Old men with bad eyes

sitting behind their steering wheels

waiting for the fog to lift,

and me among them,

old at twenty nine,

too frightened to slip back into the stream of moving traffic,

too restless to stay put,

coming, but never going,

as if frozen by the fog.

 

 

Ten

 

Walking in an odd place,

with wood floors and white walls

and windows wide, wide open,

sun winking madly

behind waves of waiting rain

and brownstone neighbors

with brown stained stairs

and horns honking, and

voices crowding the still

wet wires aching,

chirping, flirting

ravenous birds, and the

chip, chip, chip of a

mouse in its hole,

and me, nearly naked

rubbing it all deeper

into my eyes.

 

 

Eleven

 

She wears thin to nothing,

drinking up sand dunes,

eyes burning with salt and desire,

her dreams crashing under

dawn's cool umbrella,

the melancholy of perpetual motion,

rushing to and fro,

a shy actor waiting for

its audience of beach towels

and sunburns and

dancing, loving moon.

 

 

Twelve

 

Everyone mistook him for the plumber,

his purple van parked perpetually at the curb,

pealing letters from some previous owner's profession,

the phone number long vanquished,

but not the name,

drawing old women with steel wool hair

whose clogged drains and burst pipes

needed his hurried attention.

And he, fresh from sleep,

rubbing his grizzled jaw

with long practiced irony,

taking whole minutes to tell them

he's not what they think.

 

 

Thirteen

 

The night bends softly to a single

gentle finger of a head lamp  misaimed,

whose partner rides

like a blank faced stranger in the darkness.

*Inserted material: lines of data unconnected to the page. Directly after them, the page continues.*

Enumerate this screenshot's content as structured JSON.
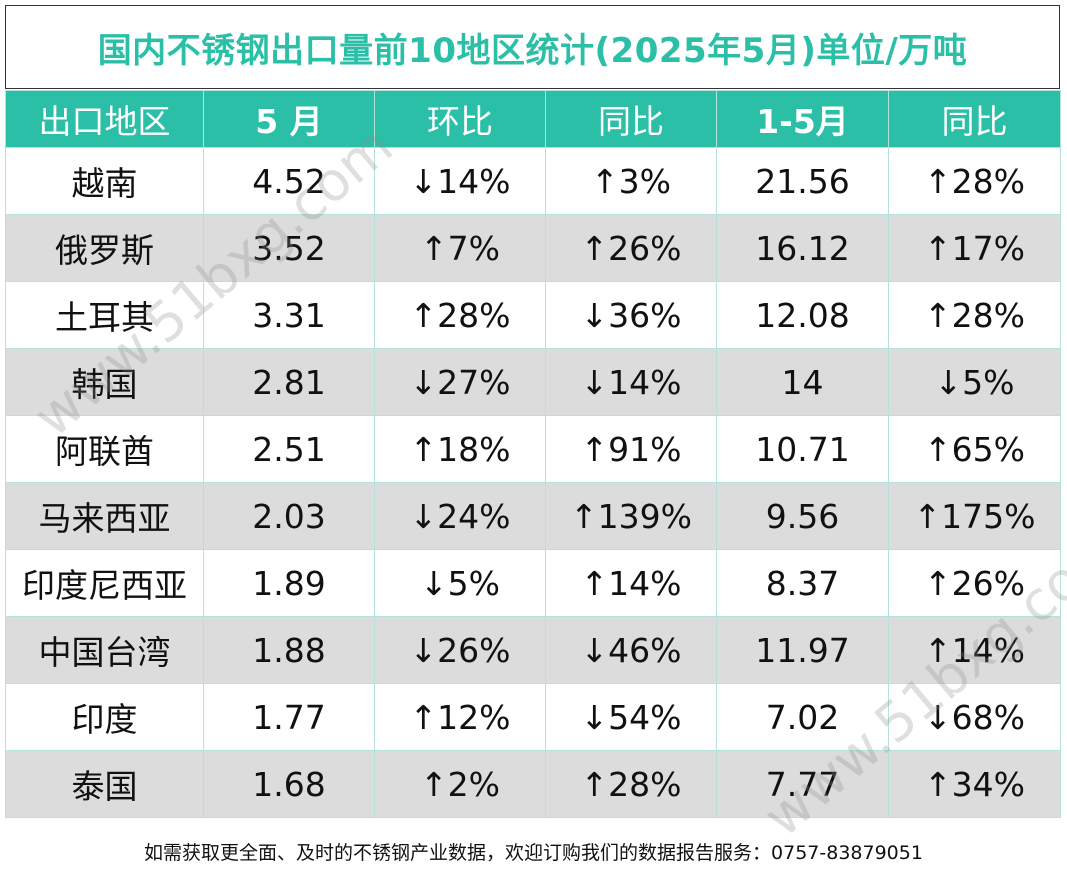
{
  "title": "国内不锈钢出口量前10地区统计(2025年5月)单位/万吨",
  "footer": "如需获取更全面、及时的不锈钢产业数据，欢迎订购我们的数据报告服务：0757-83879051",
  "watermark": "www.51bxg.com",
  "colors": {
    "header_bg": "#2bbfa8",
    "up": "#ee1c1c",
    "down": "#22aa44",
    "alt_row": "#dcdcdc"
  },
  "chart_data": {
    "type": "table",
    "title": "国内不锈钢出口量前10地区统计(2025年5月)单位/万吨",
    "columns": [
      "出口地区",
      "5 月",
      "环比",
      "同比",
      "1-5月",
      "同比"
    ],
    "rows": [
      {
        "region": "越南",
        "may": "4.52",
        "mom": "↓14%",
        "yoy": "↑3%",
        "ytd": "21.56",
        "ytd_yoy": "↑28%"
      },
      {
        "region": "俄罗斯",
        "may": "3.52",
        "mom": "↑7%",
        "yoy": "↑26%",
        "ytd": "16.12",
        "ytd_yoy": "↑17%"
      },
      {
        "region": "土耳其",
        "may": "3.31",
        "mom": "↑28%",
        "yoy": "↓36%",
        "ytd": "12.08",
        "ytd_yoy": "↑28%"
      },
      {
        "region": "韩国",
        "may": "2.81",
        "mom": "↓27%",
        "yoy": "↓14%",
        "ytd": "14",
        "ytd_yoy": "↓5%"
      },
      {
        "region": "阿联酋",
        "may": "2.51",
        "mom": "↑18%",
        "yoy": "↑91%",
        "ytd": "10.71",
        "ytd_yoy": "↑65%"
      },
      {
        "region": "马来西亚",
        "may": "2.03",
        "mom": "↓24%",
        "yoy": "↑139%",
        "ytd": "9.56",
        "ytd_yoy": "↑175%"
      },
      {
        "region": "印度尼西亚",
        "may": "1.89",
        "mom": "↓5%",
        "yoy": "↑14%",
        "ytd": "8.37",
        "ytd_yoy": "↑26%"
      },
      {
        "region": "中国台湾",
        "may": "1.88",
        "mom": "↓26%",
        "yoy": "↓46%",
        "ytd": "11.97",
        "ytd_yoy": "↑14%"
      },
      {
        "region": "印度",
        "may": "1.77",
        "mom": "↑12%",
        "yoy": "↓54%",
        "ytd": "7.02",
        "ytd_yoy": "↓68%"
      },
      {
        "region": "泰国",
        "may": "1.68",
        "mom": "↑2%",
        "yoy": "↑28%",
        "ytd": "7.77",
        "ytd_yoy": "↑34%"
      }
    ]
  }
}
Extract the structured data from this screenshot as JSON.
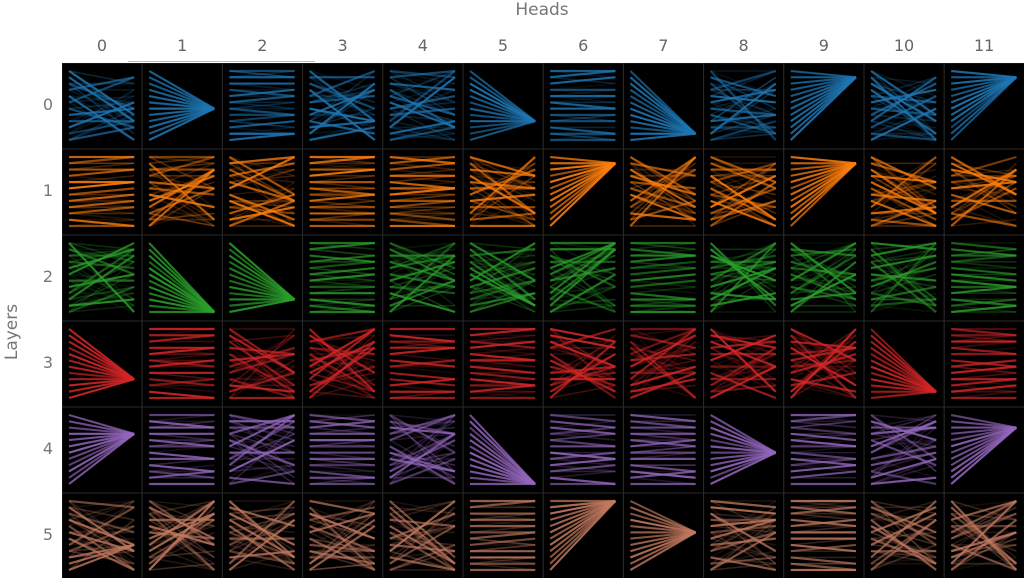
{
  "x_title": "Heads",
  "y_title": "Layers",
  "heads": [
    "0",
    "1",
    "2",
    "3",
    "4",
    "5",
    "6",
    "7",
    "8",
    "9",
    "10",
    "11"
  ],
  "layers": [
    "0",
    "1",
    "2",
    "3",
    "4",
    "5"
  ],
  "layer_colors": [
    "#1f77b4",
    "#ff7f0e",
    "#2ca02c",
    "#d62728",
    "#9467bd",
    "#c27a60"
  ],
  "background": "#000000"
}
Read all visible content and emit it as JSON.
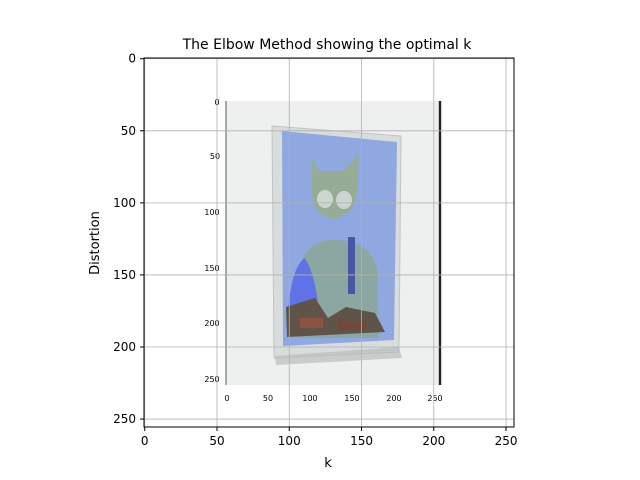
{
  "chart_data": {
    "type": "image",
    "title": "The Elbow Method showing the optimal k",
    "xlabel": "k",
    "ylabel": "Distortion",
    "xlim": [
      -0.5,
      255.5
    ],
    "ylim": [
      255.5,
      -0.5
    ],
    "y_inverted": true,
    "grid": true,
    "xticks": [
      0,
      50,
      100,
      150,
      200,
      250
    ],
    "yticks": [
      0,
      50,
      100,
      150,
      200,
      250
    ],
    "image_content": {
      "description_icon": "photo-of-tilted-poster-with-cat-head-figure",
      "inner_xticks": [
        0,
        50,
        100,
        150,
        200,
        250
      ],
      "inner_yticks": [
        0,
        50,
        100,
        150,
        200,
        250
      ]
    },
    "colors": {
      "poster_blue": "#8fa8e0",
      "poster_dark_blue": "#5a6ee8",
      "frame_gray": "#d8dcdc",
      "wall_light": "#eef0f0"
    }
  }
}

Drizzle nicks the windshield,

dotting it with senseless periods

that smear into protracted arcs

with the sweeping rubber wipers,

the tires moan,

crying through thru metal rectangular

 honeycombs of an expansion bridge,

stretched across the lapping flow of dark brown liquid,

 sloshing white in the cool dreary spray of imitated light.

I think of you, my missing partner,

 leaving me half blind and alone,

leaving me to moan across these waves without direction.

But I don't know you,

or the soft brown that splashes at me

from your watery eyes.

They are an addiction.

They are the nagging pull

of the westward wind at me

as I stand on this bridge's end waiting to leap,

waiting to immerse myself in the thick flow below

and fill my lungs and heart and head with you.